Questa metodologia è stata validata su un set di transazioni comunemente usate in una grande multinazionale con un errore molto basso. La metodologia sviluppata permette di confrontare il comportamento energetico di diverse applicazioni software, e quindi fornisce ulteriori parametri di qualità per valutare soluzioni di mercato e le offerte di fornitori software. Inoltre potrebbe rivelarsi un valido strumento aggiuntivo per valutare l’operato dei gruppi di sviluppo interni o dei system integrator, che per esempio personalizzano le transazioni di Erp standard sulla base delle peculiarità dei processi aziendali.
Mentre per una grande azienda cambiare sistema Erp potrebbe comportare costi diretti e indiretti molto elevati, e quindi risultare infattibile, controllare e ottimizzare l’operato dei system integrator potrebbe rivelarsi una leva efficace per ridurre i costi operativi.
La personalizzazione dei sistemi Erp è infatti spesso causa di perdite di efficienza significative. La metodologia può essere applicata, inoltre, per ripartire tra le varie business unit i costi di un’infrastruttura It organizzata secondo il modello del cloud privato aziendale. I modelli di accounting attuali (applicati sia per la ripartizione dei costi interni nel caso di data center in house, o per il pricing nel caso di data center in hosting) sono principalmente basati su lo spazio occupato dai server o sul numero di utenti che utilizzano una specifica applicazione, senza considerare l’effettivo uso di risorse da parte di un’applicazione e quindi dei relativi costi.
Considerando che in Italia il costo dell’energia elettrica può pesare fino al 20% sui costi operativi di un data center (Idc, 2008), un nuovo modello di monitoraggio dei consumi potrebbe introdurre una più equa ripartizione dei costi di utilizzo di un data center in base al suo effettivo utilizzo. Questi vantaggi acquisiscono ancora più importanza se applicati al paradigma del cloud computing, sia privato che pubblico.
Ad esempio, i fornitori di servizi cloud potrebbero tenere conto del consumo di energia indotto dalle transazioni eseguite sui propri server nel pricing dei propri servizi. Potrebbe inoltre essere d’interesse applicare la metodologia per stimare il consumo di risorse It di un particolare processo di business, per il trattamento di un determinato documento, o delle transazioni utilizzate da un determinato profilo utente. In aggiunta, i valori di consumo per diverse applicazioni e transazioni rilevati in contesti aziendali diversi permetteranno di definire benchmark di mercato e di confrontare tra loro diverse organizzazioni dal punto di vista dell’efficienza energetica del software applicativo. Mentre esistono diverse iniziative di benchmarking dell’efficienza energetica di dispositivi, dagli elettrodomestici agli strumenti Ict come computer, monitor e stampanti, non vi sono ancora iniziative analoghe in ambito software.

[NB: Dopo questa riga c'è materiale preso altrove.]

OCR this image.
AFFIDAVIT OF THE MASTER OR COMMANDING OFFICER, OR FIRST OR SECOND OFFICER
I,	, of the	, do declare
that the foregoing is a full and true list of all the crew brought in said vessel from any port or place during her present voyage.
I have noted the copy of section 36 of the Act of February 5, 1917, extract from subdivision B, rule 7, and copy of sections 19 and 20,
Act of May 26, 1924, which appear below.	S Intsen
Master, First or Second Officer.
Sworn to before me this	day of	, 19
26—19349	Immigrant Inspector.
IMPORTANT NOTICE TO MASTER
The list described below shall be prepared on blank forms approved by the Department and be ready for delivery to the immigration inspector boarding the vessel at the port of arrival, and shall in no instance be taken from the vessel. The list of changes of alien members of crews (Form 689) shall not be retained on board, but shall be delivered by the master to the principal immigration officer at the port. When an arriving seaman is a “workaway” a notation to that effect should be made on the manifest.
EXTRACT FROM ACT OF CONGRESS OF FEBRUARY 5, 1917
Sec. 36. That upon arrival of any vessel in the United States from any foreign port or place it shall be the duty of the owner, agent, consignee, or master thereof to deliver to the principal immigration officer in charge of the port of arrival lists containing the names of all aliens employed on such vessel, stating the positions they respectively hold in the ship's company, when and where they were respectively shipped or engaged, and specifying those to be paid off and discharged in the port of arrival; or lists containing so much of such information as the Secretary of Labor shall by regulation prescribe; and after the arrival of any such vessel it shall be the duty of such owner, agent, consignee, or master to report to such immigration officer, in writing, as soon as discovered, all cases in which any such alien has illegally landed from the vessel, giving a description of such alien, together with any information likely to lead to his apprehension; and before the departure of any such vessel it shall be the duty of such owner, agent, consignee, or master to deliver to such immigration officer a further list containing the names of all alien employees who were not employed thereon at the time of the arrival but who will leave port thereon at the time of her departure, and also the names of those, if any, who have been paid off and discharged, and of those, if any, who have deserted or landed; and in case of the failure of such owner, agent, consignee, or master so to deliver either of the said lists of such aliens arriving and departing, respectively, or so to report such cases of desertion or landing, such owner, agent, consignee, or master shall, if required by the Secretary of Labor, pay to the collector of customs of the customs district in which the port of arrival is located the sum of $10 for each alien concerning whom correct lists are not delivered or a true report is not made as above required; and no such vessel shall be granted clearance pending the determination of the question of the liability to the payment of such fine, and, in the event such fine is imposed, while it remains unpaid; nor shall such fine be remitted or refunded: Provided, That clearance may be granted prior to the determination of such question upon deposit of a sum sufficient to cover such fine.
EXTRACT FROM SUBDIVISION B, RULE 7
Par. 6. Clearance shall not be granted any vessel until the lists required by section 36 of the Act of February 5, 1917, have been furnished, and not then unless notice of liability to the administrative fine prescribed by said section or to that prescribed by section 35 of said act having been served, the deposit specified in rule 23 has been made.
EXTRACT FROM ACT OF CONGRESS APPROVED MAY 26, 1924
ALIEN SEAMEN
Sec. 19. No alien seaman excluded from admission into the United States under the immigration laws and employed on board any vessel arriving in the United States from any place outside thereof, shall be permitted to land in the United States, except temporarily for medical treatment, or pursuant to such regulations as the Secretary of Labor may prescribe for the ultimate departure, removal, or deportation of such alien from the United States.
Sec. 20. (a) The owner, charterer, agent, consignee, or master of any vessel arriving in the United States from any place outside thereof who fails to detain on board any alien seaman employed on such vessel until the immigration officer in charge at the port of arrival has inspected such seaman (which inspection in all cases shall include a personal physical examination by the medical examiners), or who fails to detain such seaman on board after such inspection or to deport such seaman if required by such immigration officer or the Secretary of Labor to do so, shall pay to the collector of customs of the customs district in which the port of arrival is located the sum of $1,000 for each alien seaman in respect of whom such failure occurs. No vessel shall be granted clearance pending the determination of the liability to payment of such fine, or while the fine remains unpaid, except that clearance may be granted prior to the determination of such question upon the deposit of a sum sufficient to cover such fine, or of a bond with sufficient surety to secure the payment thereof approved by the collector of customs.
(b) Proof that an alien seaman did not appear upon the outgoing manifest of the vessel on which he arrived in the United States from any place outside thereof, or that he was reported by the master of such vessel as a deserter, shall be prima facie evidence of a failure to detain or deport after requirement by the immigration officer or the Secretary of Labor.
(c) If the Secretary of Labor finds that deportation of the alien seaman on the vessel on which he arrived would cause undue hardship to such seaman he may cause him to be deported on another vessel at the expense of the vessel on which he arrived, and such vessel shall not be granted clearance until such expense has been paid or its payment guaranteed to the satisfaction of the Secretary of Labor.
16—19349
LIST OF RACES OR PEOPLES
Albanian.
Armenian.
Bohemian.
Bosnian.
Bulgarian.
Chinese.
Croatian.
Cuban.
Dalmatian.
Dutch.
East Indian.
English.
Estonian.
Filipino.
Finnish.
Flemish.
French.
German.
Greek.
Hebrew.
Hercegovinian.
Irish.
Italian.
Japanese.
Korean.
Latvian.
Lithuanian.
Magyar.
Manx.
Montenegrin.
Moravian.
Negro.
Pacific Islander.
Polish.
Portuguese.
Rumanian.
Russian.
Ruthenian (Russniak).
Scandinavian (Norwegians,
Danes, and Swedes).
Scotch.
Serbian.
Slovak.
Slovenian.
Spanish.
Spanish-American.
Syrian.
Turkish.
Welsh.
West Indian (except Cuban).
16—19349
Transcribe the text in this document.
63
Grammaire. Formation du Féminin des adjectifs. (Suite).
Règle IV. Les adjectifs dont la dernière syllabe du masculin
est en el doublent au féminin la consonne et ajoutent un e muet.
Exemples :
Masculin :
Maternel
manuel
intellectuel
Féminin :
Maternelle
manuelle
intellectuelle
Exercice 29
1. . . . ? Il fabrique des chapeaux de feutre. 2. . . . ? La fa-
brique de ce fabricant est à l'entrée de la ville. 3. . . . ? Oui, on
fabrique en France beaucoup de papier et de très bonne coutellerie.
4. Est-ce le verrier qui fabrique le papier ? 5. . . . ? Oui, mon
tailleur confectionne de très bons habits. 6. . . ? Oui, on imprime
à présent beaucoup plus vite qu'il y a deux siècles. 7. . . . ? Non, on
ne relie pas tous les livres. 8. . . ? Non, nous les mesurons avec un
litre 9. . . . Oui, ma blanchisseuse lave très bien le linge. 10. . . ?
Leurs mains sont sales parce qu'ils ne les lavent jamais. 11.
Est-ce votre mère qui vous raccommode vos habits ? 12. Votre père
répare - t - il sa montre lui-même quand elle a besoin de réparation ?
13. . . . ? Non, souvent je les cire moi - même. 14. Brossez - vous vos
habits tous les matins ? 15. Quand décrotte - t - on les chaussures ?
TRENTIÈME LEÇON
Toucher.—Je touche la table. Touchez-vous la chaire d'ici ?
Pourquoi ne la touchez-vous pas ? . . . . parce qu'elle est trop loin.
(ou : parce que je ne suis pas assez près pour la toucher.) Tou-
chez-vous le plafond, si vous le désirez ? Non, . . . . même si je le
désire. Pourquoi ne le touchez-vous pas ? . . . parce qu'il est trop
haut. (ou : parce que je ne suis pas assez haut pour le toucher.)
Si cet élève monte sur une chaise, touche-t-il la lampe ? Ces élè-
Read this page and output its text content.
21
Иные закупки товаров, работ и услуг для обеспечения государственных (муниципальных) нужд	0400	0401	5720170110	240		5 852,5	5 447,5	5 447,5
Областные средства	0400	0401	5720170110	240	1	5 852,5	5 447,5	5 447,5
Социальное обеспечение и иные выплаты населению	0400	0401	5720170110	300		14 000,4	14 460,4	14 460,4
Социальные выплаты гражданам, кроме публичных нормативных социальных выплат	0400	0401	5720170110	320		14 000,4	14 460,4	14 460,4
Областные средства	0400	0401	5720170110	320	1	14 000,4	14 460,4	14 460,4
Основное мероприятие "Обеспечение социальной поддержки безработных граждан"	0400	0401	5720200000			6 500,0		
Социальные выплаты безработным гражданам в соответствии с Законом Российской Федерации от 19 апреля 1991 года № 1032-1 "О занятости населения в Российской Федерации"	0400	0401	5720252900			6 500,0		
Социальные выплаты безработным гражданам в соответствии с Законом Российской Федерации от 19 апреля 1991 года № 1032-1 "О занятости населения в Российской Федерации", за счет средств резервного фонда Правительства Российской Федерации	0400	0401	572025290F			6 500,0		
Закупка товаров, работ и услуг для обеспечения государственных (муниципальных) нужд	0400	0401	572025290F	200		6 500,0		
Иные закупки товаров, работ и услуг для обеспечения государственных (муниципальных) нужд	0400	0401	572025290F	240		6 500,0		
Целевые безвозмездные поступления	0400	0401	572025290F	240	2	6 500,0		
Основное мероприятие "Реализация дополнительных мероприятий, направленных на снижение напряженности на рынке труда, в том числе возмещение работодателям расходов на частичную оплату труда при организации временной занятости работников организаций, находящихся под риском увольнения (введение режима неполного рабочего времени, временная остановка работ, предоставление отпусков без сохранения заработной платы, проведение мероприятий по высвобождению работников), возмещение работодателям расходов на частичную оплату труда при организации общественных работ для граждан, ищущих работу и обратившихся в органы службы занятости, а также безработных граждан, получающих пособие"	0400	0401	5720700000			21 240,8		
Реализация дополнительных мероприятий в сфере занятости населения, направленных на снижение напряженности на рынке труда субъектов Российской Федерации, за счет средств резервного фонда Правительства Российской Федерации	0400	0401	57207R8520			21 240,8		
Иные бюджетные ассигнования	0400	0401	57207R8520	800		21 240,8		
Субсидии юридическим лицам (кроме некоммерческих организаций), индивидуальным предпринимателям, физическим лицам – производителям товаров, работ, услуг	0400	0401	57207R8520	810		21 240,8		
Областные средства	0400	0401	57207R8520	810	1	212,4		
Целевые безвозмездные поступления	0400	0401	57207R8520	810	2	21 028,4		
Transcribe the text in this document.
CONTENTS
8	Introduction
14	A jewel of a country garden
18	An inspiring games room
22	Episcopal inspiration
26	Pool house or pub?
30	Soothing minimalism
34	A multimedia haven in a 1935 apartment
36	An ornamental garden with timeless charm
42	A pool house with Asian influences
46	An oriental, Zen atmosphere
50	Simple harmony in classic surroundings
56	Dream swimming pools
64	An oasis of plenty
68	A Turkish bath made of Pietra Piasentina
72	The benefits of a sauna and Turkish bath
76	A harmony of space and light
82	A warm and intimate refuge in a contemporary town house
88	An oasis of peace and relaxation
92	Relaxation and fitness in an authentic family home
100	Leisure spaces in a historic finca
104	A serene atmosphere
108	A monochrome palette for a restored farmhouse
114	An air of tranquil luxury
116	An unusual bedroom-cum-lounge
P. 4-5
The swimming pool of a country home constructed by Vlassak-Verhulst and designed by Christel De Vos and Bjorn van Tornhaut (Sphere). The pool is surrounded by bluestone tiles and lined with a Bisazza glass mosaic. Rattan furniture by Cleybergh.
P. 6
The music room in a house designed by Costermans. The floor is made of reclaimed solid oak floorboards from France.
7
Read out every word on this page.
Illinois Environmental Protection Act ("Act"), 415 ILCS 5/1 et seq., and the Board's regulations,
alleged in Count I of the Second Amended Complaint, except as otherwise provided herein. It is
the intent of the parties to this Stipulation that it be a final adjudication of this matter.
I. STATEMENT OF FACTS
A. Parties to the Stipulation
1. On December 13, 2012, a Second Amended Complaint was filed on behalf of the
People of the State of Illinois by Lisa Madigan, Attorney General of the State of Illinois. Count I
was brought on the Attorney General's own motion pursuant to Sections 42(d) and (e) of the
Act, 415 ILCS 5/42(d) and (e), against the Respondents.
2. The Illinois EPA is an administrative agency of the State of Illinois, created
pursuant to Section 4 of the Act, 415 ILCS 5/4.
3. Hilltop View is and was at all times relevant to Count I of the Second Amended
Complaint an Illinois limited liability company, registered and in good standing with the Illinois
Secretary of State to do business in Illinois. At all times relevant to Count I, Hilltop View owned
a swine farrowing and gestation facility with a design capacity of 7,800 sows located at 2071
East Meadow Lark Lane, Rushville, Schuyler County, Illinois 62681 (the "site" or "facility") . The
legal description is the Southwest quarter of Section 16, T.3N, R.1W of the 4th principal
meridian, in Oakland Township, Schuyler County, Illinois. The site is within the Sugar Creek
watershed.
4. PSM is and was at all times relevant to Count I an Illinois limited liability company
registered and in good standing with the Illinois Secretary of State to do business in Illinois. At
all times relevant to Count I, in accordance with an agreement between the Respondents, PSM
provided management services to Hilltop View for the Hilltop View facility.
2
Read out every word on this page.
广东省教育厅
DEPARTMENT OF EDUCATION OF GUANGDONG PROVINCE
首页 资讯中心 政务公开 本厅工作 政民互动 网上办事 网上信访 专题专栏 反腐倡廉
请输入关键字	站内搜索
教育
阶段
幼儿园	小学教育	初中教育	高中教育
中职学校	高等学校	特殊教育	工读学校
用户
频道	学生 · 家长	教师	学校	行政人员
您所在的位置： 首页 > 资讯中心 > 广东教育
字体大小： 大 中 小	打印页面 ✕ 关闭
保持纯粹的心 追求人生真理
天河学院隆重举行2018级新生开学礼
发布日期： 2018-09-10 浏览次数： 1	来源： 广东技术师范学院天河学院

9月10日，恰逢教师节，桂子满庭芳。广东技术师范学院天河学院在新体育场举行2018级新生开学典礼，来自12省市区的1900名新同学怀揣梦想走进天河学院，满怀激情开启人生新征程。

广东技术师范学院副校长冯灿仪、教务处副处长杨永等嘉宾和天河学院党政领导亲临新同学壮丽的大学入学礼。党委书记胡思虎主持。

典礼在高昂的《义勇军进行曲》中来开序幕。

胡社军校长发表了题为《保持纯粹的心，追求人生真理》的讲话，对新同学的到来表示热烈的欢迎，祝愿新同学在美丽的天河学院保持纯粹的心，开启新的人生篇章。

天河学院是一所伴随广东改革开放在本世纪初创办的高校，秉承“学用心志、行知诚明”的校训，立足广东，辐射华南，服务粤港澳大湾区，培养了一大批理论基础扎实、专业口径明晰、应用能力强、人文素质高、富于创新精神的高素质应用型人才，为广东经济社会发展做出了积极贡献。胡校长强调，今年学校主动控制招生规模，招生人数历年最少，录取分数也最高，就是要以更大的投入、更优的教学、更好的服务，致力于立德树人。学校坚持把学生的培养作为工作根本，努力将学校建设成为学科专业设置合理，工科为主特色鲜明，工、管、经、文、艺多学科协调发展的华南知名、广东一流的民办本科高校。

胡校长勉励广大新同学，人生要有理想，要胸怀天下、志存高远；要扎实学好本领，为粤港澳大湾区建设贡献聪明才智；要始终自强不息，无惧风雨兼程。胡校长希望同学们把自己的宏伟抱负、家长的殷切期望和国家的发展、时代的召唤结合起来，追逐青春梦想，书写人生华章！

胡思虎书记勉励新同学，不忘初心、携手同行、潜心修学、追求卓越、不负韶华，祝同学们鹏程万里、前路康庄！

I vantaggi derivanti da queste iniziative (per es. l’Energy Star) sono molteplici, primi fra tutti l’introduzione di etichettature di merito e la promozione di accordi da parte dei fornitori per offrire prodotti e servizi più compatibili con l’ambiente. Le etichette ambientali sono uno strumento prezioso in mano al consumatore, oppure al personale degli uffici acquisti nel caso di imprese, per poter valutare in modo equo i prodotti e i servizi che si acquisiscono senza possedere competenze tecniche avanzate e senza dover effettuare costose prove di qualificazione. Un’etichettatura energetica del software applicativo, sia essa applicata ai pacchetti venduti dalle software house, oppure ai servizi di integrazione e personalizzazione offerti da altri attori presenti sul mercato, permetterebbe una scelta più responsabile ed una valutazione più completa dei propri fornitori, senza per questo volersi sostituire agli altri criteri di merito già oggi adottati.
La metodologia qui presentata permette di stimare in modo efficiente e veloce il consumo di energia degli applicativi e costituisce quindi il primo passo verso tali tipologie di iniziative.